Fortunatamente ora non è più così, le conoscenze ci sono e sono disponibili a tutti, genitori ma soprattutto professionisti, ai quali i genitori dovrebbero potersi affidare con fiducia. Invece purtroppo così non è ancora: si continua a mantenere una rigida opposizione, basata sul nulla, che viene abbracciata acriticamente da molti professionisti, con il risultato che i genitori vengono terrorizzati psicologicamente sulle conseguenze per il bambino della loro scelta, con il rischio che molte famiglie potrebbero affidarsi nelle mani sbagliate, mettendo, questa volta sul serio, in pericolo la salute dei propri figli. 

Per tale motivo SSNV - Società Scientifica di Nutrizione Vegetariana ha creato una rete di professionisti, la ReteFamigliaVeg, competenti in nutrizione planet-based e con conoscenze specifiche per la madre e il bambino. Si tratta di professionisti che hanno seguito corsi di formazione specialistica e che quotidianamente vedono nei propri studi professionali questi soggetti. E' dall'esperienza di questa vasta rete di professionisti che ci sentiamo di ribadire ad alta voce l'affermazione che le diete a base vegetale, incluse quelle vegane propriamente dette, sono sicure per il bambino, e potranno conferirgli un futuro di migliore salute da adulto. Già per  il bambino infatti è possibile affermare che i tassi di sovrappeso-obesità, di cui sono affetti 1/3 dei bambini italiani e che è la madre di tutte le malattie cardiometaboliche, sono estremamente ridotti nei bambini che seguono diete a base vegetale.

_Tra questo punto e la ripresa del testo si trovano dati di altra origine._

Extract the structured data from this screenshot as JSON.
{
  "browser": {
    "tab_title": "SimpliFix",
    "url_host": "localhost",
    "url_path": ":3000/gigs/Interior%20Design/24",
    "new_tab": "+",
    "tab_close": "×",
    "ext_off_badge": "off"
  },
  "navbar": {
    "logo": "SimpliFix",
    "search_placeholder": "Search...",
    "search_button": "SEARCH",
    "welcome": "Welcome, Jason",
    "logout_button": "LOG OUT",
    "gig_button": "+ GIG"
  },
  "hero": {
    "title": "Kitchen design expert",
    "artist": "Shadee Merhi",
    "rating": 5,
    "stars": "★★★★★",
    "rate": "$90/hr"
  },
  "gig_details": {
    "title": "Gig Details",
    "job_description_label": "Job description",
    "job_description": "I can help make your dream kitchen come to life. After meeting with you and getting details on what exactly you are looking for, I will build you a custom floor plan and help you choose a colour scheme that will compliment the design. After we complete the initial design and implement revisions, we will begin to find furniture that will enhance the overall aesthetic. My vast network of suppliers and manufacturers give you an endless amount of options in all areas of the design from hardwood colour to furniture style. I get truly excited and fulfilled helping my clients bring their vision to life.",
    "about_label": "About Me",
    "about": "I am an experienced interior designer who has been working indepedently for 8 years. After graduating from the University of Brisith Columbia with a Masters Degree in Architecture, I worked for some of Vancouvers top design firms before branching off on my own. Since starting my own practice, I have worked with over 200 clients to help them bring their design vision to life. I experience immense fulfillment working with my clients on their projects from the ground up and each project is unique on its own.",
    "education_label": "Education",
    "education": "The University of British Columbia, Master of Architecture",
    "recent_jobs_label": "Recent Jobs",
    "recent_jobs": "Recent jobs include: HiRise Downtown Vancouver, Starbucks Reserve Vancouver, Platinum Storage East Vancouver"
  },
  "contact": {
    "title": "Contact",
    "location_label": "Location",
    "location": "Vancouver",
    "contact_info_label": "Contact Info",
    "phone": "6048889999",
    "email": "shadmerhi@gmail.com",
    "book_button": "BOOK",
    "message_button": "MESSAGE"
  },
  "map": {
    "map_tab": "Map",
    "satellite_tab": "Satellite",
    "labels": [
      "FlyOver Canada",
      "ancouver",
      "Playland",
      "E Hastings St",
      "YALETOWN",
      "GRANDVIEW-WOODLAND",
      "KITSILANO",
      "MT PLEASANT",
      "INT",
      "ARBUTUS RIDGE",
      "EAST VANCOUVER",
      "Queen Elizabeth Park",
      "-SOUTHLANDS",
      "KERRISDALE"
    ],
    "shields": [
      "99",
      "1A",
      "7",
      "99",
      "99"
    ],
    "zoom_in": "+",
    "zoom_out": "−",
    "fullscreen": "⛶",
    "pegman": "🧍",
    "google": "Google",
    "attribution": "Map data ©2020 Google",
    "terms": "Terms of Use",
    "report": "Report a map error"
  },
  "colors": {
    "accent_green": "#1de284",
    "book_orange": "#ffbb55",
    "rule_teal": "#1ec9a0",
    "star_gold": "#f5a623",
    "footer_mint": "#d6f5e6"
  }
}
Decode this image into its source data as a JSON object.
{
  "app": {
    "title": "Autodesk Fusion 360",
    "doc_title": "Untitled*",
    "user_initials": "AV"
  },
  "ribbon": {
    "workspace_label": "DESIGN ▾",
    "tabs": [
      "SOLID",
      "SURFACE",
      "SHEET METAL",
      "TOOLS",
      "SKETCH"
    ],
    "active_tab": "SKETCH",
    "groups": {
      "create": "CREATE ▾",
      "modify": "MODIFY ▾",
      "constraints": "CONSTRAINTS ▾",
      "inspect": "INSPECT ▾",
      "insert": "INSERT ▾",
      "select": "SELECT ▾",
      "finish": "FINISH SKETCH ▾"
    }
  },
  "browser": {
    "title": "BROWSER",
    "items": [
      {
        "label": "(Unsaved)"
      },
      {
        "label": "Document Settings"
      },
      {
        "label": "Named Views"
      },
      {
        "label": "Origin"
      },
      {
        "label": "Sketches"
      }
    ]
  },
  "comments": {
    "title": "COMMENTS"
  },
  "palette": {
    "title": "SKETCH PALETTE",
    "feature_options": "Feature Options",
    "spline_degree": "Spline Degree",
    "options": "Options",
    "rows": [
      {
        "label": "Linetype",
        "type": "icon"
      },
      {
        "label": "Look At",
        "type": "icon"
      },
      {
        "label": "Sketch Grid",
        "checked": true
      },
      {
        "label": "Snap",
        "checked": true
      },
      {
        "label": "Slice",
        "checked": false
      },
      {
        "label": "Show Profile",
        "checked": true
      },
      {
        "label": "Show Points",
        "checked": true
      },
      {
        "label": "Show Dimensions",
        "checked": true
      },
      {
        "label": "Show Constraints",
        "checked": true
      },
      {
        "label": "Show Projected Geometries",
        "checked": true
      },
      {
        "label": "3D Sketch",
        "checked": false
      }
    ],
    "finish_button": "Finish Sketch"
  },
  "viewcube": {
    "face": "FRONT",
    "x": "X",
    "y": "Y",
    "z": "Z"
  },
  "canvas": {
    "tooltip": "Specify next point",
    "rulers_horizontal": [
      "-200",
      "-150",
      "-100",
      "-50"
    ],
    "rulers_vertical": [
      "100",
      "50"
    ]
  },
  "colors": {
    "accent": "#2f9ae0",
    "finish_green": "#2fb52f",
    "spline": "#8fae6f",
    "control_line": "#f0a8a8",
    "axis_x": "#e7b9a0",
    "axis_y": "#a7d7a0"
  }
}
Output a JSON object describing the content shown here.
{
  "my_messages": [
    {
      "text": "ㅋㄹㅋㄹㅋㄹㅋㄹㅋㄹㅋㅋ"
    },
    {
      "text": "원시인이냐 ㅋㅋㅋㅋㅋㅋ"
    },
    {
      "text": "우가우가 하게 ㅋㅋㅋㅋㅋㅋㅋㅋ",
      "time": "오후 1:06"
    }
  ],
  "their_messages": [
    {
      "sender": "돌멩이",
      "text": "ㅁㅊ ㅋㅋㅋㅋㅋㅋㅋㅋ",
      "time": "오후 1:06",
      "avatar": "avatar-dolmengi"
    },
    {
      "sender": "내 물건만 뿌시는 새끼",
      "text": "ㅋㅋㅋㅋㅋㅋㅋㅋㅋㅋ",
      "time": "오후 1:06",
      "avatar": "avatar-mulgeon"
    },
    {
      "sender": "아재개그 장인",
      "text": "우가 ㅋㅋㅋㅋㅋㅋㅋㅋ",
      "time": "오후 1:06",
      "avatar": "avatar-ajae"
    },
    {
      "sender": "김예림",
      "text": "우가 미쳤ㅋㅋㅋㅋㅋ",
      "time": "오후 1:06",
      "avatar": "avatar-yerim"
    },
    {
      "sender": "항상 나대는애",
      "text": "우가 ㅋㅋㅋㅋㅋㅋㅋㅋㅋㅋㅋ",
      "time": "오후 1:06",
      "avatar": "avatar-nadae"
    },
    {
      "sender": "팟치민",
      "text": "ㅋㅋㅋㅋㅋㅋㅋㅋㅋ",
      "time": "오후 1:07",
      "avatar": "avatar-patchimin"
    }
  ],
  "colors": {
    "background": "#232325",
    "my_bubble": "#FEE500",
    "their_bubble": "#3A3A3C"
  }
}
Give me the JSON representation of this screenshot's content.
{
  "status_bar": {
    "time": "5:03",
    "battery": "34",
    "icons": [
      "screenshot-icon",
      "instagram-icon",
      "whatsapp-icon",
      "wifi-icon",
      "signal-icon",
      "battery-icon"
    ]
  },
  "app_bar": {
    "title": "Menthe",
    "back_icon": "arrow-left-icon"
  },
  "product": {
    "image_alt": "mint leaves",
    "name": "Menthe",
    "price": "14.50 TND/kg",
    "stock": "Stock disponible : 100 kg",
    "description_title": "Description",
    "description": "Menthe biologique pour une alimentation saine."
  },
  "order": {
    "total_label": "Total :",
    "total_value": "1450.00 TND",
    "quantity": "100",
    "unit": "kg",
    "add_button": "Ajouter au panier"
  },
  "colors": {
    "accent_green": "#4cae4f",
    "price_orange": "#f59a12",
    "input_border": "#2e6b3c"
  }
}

Un studio condotto del 2004 su bambini italiane delle scuole secondarie (a dieta onnivora) ha mostrato molte criticità quali: elevate assunzioni di grassi totali e saturi, basse assunzioni di frutta e verdura, fibra, calcio e ferro, con ridotte assunzioni di carboidrati complessi, ma elevate assunzioni di zuccheri semplici. Per contro un altro recente studio condotto su bambini tedeschi di 1 - 3 anni non ha rilevato la presenza di differenze significative nelle assunzioni di energia e nei parametri antropometrici di bambini vegani e latto - ovo - vegetariani in confronto agli onnivori. Tuttavia, anche in questo studio i bambini onnivori avevano le più elevate assunzioni di grassi e zuccheri aggiunti, oltre che di proteine, mentre i bambini vegani avevano le più elevate assunzioni di carboidrati complessi e fibre. Gli autori concludono quindi che nella prima infanzia le diete latto - ovo- vegetariane e vegane, in confronto con quelle onnivore, sono in grado di fornire le stesse quantità di macronutrienti, assicurando una crescita normale.

Non ci sono quindi evidenze valide per sconsigliare le diete e base vegetale a genitori che per motivate convinzioni vogliano  estendere questa scelta ai propri figli: non sono evidenze scientifiche i dati vecchi di 30 anni utilizzati per trarre conclusioni sbagliate, così come non lo sono le sporadiche segnalazioni di bambini malnutriti, additati come vegani ma che tali non sono.

Va detto senza mezzi termini e in tutta onestà che la malnutrizione del bambino può essere sostenuta sia da una dieta a base di cibi vegetali che da una dieta a base di cibo animale. La seconda possibilità è di gran lunga più frequente della prima, vista la grande quantità di bambini in sovrappeso, obesi, ipertesi, con diabete tipo 2. Ma questi non fanno notizia, no sono presentati come modelli da evitare.